Błagam o pomoc, pomóżcie mi. Jestem chory na astmę, a moja mama nie pracuje. Jesteśmy biedni, nie stać nas na spłacenie 18 tysięcy długu - pisze w liście do Rzecznika Praw Dziecka 9-letni Kacper z Warszawy.
Chłopiec ma 18 tysięcy złotych długu. To "spadek" po dziadku, który zmarł kilka lat temu. Rodzice chłopca, wiedząc o długu zmarłego, zrzekli się prawa do dziedziczenia. Ale nie wiedzieli, że powinni zrzec się tego prawa także w imieniu swojego syna.

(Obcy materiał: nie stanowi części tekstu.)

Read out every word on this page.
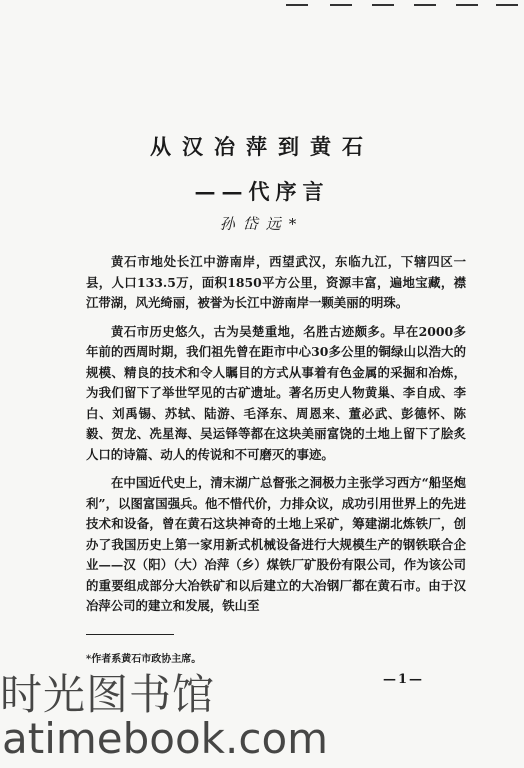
从汉冶萍到黄石
——代序言
孙岱远*

黄石市地处长江中游南岸，西望武汉，东临九江，下辖四区一县，人口133.5万，面积1850平方公里，资源丰富，遍地宝藏，襟江带湖，风光绮丽，被誉为长江中游南岸一颗美丽的明珠。

黄石市历史悠久，古为吴楚重地，名胜古迹颇多。早在2000多年前的西周时期，我们祖先曾在距市中心30多公里的铜绿山以浩大的规模、精良的技术和令人瞩目的方式从事着有色金属的采掘和冶炼，为我们留下了举世罕见的古矿遗址。著名历史人物黄巢、李自成、李白、刘禹锡、苏轼、陆游、毛泽东、周恩来、董必武、彭德怀、陈毅、贺龙、冼星海、吴运铎等都在这块美丽富饶的土地上留下了脍炙人口的诗篇、动人的传说和不可磨灭的事迹。

在中国近代史上，清末湖广总督张之洞极力主张学习西方“船坚炮利”，以图富国强兵。他不惜代价，力排众议，成功引用世界上的先进技术和设备，曾在黄石这块神奇的土地上采矿，筹建湖北炼铁厂，创办了我国历史上第一家用新式机械设备进行大规模生产的钢铁联合企业——汉（阳）（大）冶萍（乡）煤铁厂矿股份有限公司，作为该公司的重要组成部分大冶铁矿和以后建立的大冶钢厂都在黄石市。由于汉冶萍公司的建立和发展，铁山至

*作者系黄石市政协主席。
—1—
时光图书馆
atimebook.com
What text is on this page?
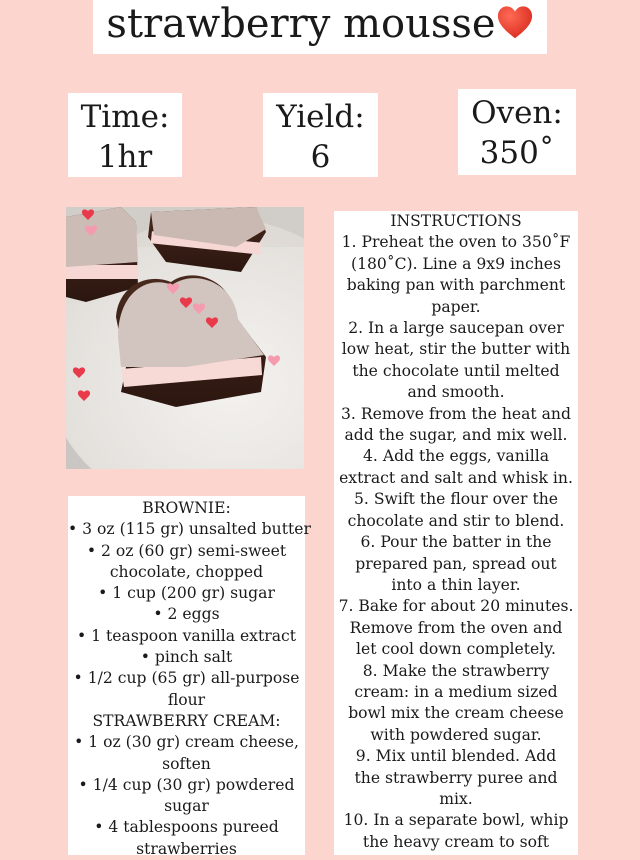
strawberry mousse
Time:
1hr
Yield:
6
Oven:
350˚
BROWNIE:
• 3 oz (115 gr) unsalted butter
• 2 oz (60 gr) semi-sweet
chocolate, chopped
• 1 cup (200 gr) sugar
• 2 eggs
• 1 teaspoon vanilla extract
• pinch salt
• 1/2 cup (65 gr) all-purpose
flour
STRAWBERRY CREAM:
• 1 oz (30 gr) cream cheese,
soften
• 1/4 cup (30 gr) powdered
sugar
• 4 tablespoons pureed
strawberries
INSTRUCTIONS
1. Preheat the oven to 350˚F
(180˚C). Line a 9x9 inches
baking pan with parchment
paper.
2. In a large saucepan over
low heat, stir the butter with
the chocolate until melted
and smooth.
3. Remove from the heat and
add the sugar, and mix well.
4. Add the eggs, vanilla
extract and salt and whisk in.
5. Swift the flour over the
chocolate and stir to blend.
6. Pour the batter in the
prepared pan, spread out
into a thin layer.
7. Bake for about 20 minutes.
Remove from the oven and
let cool down completely.
8. Make the strawberry
cream: in a medium sized
bowl mix the cream cheese
with powdered sugar.
9. Mix until blended. Add
the strawberry puree and
mix.
10. In a separate bowl, whip
the heavy cream to soft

Sąd Okręgowy dla Warszawy-Pragi orzekł, że spadkobiercą dziadka-dłużnika jest 9-letni obecnie Kacper.
Jak ustaliła telewizja Superstacja zdesperowany 9-letni Kacper napisał błagalny list do Rzecznika Praw Dziecka: Bez Pana pomocy nie poradzimy sobie i nie wiem jak dalej będziemy żyć. (...) Zajmijcie się mną. Jestem chory na astmę, a moja mama nie pracuje, bo ciągle się nami opiekuje - czytamy w liście chłopca.
Robert Damski, rzecznik Krajowej Rady Komorniczej uspokaja jednak, że sytuacja Kacpra nie będzie miała dla niego konsekwencji finansowych:
- Komornik powinien dokonać spisu inwentarza spadku, jeśli jego wartość jest dodatnia, to odpowiada się tylko do tej wartości, jeśli jest ujemna to nie będzie odpowiedzialności spadkobiercy. Innymi słowy, odpowiedzialność spadkobiercy występuje wyłącznie do czystej masy spadkowej - mówi dziennik.p Robert Damski.
W tym postępowaniu małoletni musi być oczywiście reprezentowany przez przedstawiciela ustawowego.